Book by Malachi Martin

The Keys of This Blood is a 1990 non-fiction geopolitical book by former Catholic Jesuit priest Malachi Martin.

==Content==
Martin wrote this book as a geopolitical and georeligious analysis of the last decades of the 20th century. He identifies this period as the millennium end-game for a new world order, which has three main contenders. It will establish the first ever one-world government. Pope John Paul II, Mikhail Gorbachev, and international business leaders are in competition to establish this one world government and that this competition will intensify around the turn of the 21st century (around 2000). The book further claims to be an inside account of what the pope is doing to win this geopolitical struggle and how he played an instrumental role in the collapse of the Iron Curtain.

Martin identifies the three main players vying for world domination in the world today and thus lays the ground for his historical analysis: materialism with the East and West in their communism or socialism and capitalism or liberalism, which he places on one side together, and the Roman Catholic Church, the only truly geopolitical spiritual organization in existence today. One of the two sides must win, for they cannot coexist.

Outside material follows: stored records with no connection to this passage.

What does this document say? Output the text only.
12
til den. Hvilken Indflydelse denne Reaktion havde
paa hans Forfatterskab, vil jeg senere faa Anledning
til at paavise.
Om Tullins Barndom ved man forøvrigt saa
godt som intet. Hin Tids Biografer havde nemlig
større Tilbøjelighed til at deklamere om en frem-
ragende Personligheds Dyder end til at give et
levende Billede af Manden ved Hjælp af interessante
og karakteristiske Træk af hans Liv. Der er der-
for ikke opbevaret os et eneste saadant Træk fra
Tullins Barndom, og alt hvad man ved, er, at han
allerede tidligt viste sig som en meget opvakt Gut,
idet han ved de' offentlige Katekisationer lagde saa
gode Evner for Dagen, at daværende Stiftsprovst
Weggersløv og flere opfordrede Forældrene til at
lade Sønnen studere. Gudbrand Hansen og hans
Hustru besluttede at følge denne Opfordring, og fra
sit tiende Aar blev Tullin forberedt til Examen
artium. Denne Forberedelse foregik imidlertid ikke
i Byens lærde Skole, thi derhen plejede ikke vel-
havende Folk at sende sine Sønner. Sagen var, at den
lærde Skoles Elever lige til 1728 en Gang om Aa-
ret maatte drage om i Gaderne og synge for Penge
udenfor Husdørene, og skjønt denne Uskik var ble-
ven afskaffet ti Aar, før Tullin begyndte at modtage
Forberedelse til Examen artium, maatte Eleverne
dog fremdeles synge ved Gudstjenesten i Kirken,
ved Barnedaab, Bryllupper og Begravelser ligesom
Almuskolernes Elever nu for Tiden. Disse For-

Martin introduces the concept of superforce in the book. Superforce is the unofficial name given by Martin for a more or less formal group of people within the hierarchy of the Catholic Church (82). Martin claimed that this superforce is a sort of ecclesiastical version of a hostile takeover team in the corporate world, and furthermore Martin said the superforce was made up of churchmen of such rank and power at key positions within the hierarchical Vatican that they exerted critical control over the church globally. The goal of this organisation consist in a fundamental shift in church teachings.

The book was translated into Spanish, Polish and German.